If Wang had sent half the marines to the Deng, there were going to be bunch of unhappy marines being woken up early to assume their duties in the middle of a battle. Although the sirens had probably done most of that work already.
2357-03-06 08:00
Mao Shi Hongdi
Morris suddenly demanded to know what was happening on Mars. If the attack on the earth stations was part of a real offensive, there should be simultaneous events on Mars. I brought up the news feeds, but he insisted on changing to an official ExA channel. The light-travel time from Mars to the Earth was ten minutes, so we would be looking at events that had happened just before the iron rain hit.

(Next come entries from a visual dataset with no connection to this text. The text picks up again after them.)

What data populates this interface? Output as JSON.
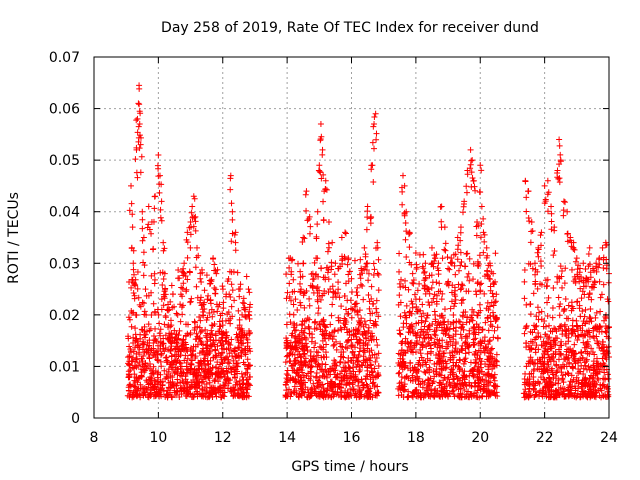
{
  "chart_data": {
    "type": "scatter",
    "title": "Day 258 of 2019, Rate Of TEC Index for receiver dund",
    "xlabel": "GPS time / hours",
    "ylabel": "ROTI / TECUs",
    "xlim": [
      8,
      24
    ],
    "ylim": [
      0,
      0.07
    ],
    "x_ticks": [
      8,
      10,
      12,
      14,
      16,
      18,
      20,
      22,
      24
    ],
    "y_ticks": [
      0,
      0.01,
      0.02,
      0.03,
      0.04,
      0.05,
      0.06,
      0.07
    ],
    "x_tick_labels": [
      "8",
      "10",
      "12",
      "14",
      "16",
      "18",
      "20",
      "22",
      "24"
    ],
    "y_tick_labels": [
      "0",
      "0.01",
      "0.02",
      "0.03",
      "0.04",
      "0.05",
      "0.06",
      "0.07"
    ],
    "grid": true,
    "marker": "+",
    "color": "#ff0000",
    "series": [
      {
        "name": "ROTI",
        "x": [
          9.1,
          9.15,
          9.2,
          9.22,
          9.25,
          9.3,
          9.32,
          9.35,
          9.38,
          9.4,
          9.42,
          9.45,
          9.5,
          9.55,
          9.6,
          9.7,
          9.8,
          9.9,
          10.0,
          10.05,
          10.1,
          10.15,
          10.2,
          10.3,
          10.4,
          10.5,
          10.6,
          10.7,
          10.8,
          10.9,
          11.0,
          11.05,
          11.1,
          11.15,
          11.2,
          11.3,
          11.4,
          11.5,
          11.6,
          11.7,
          11.8,
          11.9,
          12.0,
          12.1,
          12.2,
          12.25,
          12.3,
          12.4,
          12.5,
          12.6,
          12.7,
          12.8,
          12.85,
          14.0,
          14.1,
          14.2,
          14.3,
          14.4,
          14.5,
          14.6,
          14.7,
          14.8,
          14.9,
          14.95,
          15.0,
          15.05,
          15.1,
          15.15,
          15.2,
          15.3,
          15.4,
          15.5,
          15.6,
          15.7,
          15.8,
          15.9,
          16.0,
          16.1,
          16.2,
          16.3,
          16.4,
          16.5,
          16.6,
          16.65,
          16.7,
          16.75,
          16.8,
          17.5,
          17.6,
          17.65,
          17.7,
          17.8,
          17.9,
          18.0,
          18.1,
          18.2,
          18.3,
          18.4,
          18.5,
          18.6,
          18.7,
          18.8,
          18.9,
          19.0,
          19.1,
          19.2,
          19.3,
          19.4,
          19.5,
          19.6,
          19.7,
          19.75,
          19.8,
          19.9,
          20.0,
          20.05,
          20.1,
          20.2,
          20.3,
          20.4,
          20.5,
          21.4,
          21.5,
          21.6,
          21.7,
          21.8,
          21.9,
          22.0,
          22.1,
          22.2,
          22.3,
          22.4,
          22.45,
          22.5,
          22.6,
          22.7,
          22.8,
          22.9,
          23.0,
          23.1,
          23.2,
          23.3,
          23.4,
          23.5,
          23.6,
          23.7,
          23.8,
          23.9,
          24.0
        ],
        "y": [
          0.012,
          0.045,
          0.037,
          0.03,
          0.026,
          0.02,
          0.052,
          0.058,
          0.061,
          0.0645,
          0.057,
          0.053,
          0.04,
          0.035,
          0.025,
          0.041,
          0.038,
          0.043,
          0.051,
          0.047,
          0.042,
          0.034,
          0.028,
          0.022,
          0.018,
          0.015,
          0.02,
          0.024,
          0.03,
          0.036,
          0.038,
          0.041,
          0.043,
          0.039,
          0.033,
          0.027,
          0.022,
          0.019,
          0.026,
          0.031,
          0.028,
          0.022,
          0.018,
          0.016,
          0.024,
          0.047,
          0.04,
          0.036,
          0.025,
          0.02,
          0.021,
          0.025,
          0.022,
          0.015,
          0.031,
          0.022,
          0.018,
          0.026,
          0.035,
          0.044,
          0.039,
          0.028,
          0.031,
          0.04,
          0.049,
          0.057,
          0.052,
          0.044,
          0.046,
          0.038,
          0.034,
          0.03,
          0.029,
          0.035,
          0.036,
          0.031,
          0.027,
          0.022,
          0.02,
          0.029,
          0.033,
          0.041,
          0.039,
          0.049,
          0.057,
          0.059,
          0.034,
          0.026,
          0.047,
          0.045,
          0.04,
          0.036,
          0.028,
          0.032,
          0.026,
          0.022,
          0.027,
          0.025,
          0.033,
          0.031,
          0.03,
          0.041,
          0.037,
          0.029,
          0.031,
          0.024,
          0.035,
          0.037,
          0.042,
          0.048,
          0.052,
          0.05,
          0.046,
          0.038,
          0.049,
          0.041,
          0.036,
          0.033,
          0.03,
          0.028,
          0.024,
          0.046,
          0.044,
          0.038,
          0.03,
          0.033,
          0.036,
          0.045,
          0.046,
          0.041,
          0.037,
          0.048,
          0.054,
          0.05,
          0.042,
          0.04,
          0.035,
          0.034,
          0.031,
          0.029,
          0.03,
          0.027,
          0.033,
          0.029,
          0.03,
          0.031,
          0.033,
          0.034,
          0.028
        ]
      }
    ],
    "background_segments": [
      {
        "start": 9.05,
        "end": 12.85,
        "low": 0.004,
        "high": 0.017
      },
      {
        "start": 13.95,
        "end": 16.85,
        "low": 0.004,
        "high": 0.019
      },
      {
        "start": 17.45,
        "end": 20.55,
        "low": 0.004,
        "high": 0.02
      },
      {
        "start": 21.35,
        "end": 24.0,
        "low": 0.004,
        "high": 0.018
      }
    ]
  }
}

The feed showed a meeting room that I recognized as a board room in the Inspectorate Office within the Governor’s Compound, the heart of the Martian Intelligence services. I recognized many of the pictures on the walls, mostly spectacular scenery flanking a large panorama of the archaeological site where the original Martian colony had perished in the twenty first century, after the Final War cut off supplies from the Earth. Gone were the portraits of former governors, their places being taken by people I did not recognize.
In the foreground sat a single, plain chair in front of a long, low table. Behind the table was a r
ow of chairs, with what appeared to be a throne in the middle. As we watched, a squad of soldiers with unfamiliar uniforms marched in and formed up on the far side of the table behind the row of chairs. An entourage of elaborately dressed men and women followed the soldiers, taking places in front of each chair behind the table. They dropped to their knees, then kowtowed towards the throne in the middle. A sedan chair was brought in, carried by two soldiers in powered armour, and was placed on the low table. The occupant was concealed by a curtain, but evidently left the chair as soon as it stopped. The soldiers picked up the chair again and moved off, revealing a heavy-set man sitting on the throne wearing an extremely gaudy gown of gold with a red dragon winding its way up the front. He wore a black hat with a flat board on top, fringed with black tassels front and back, copied from the ancient images of emperors in Han China. Morris, Singh and I gasped audibly as we each recognized the man.
An announcer off to the side, speaking in classical Mandarin, ordered all human life to kowtow to their rightful emperor, Shi Hongdi of the dynasty Mao, on pain of death for disobedience. There was a minute of silence, interrupted at our end by the sound of Thieu and Evgenia talking quietly to each other as they negotiated the passage of ACC Com and Eng staff into AHQ. Shi Hongdi then nodded and the announcer permitted everyone to resume their work. The assembled dignitaries on Mars rose and assumed their seats.
A second squad of soldiers lead in a haggard man in chains, dressed in prison garb. He was forced onto his knees, then kicked onto his belly by a soldier wearing steel-shod boots. With a boot on his back, he grovelled in front of the Emperor, who ignored him. The hidden announcer cried out, “Ghost Follower, confess your crimes!”
Singh breathed, “Arvind!” I had never met the man but knew that Arvind Kigali was the current governor of Mars. All I knew about him was that he had tried to halt the execution of political dissidents but had been forced to continue executions of violent criminals.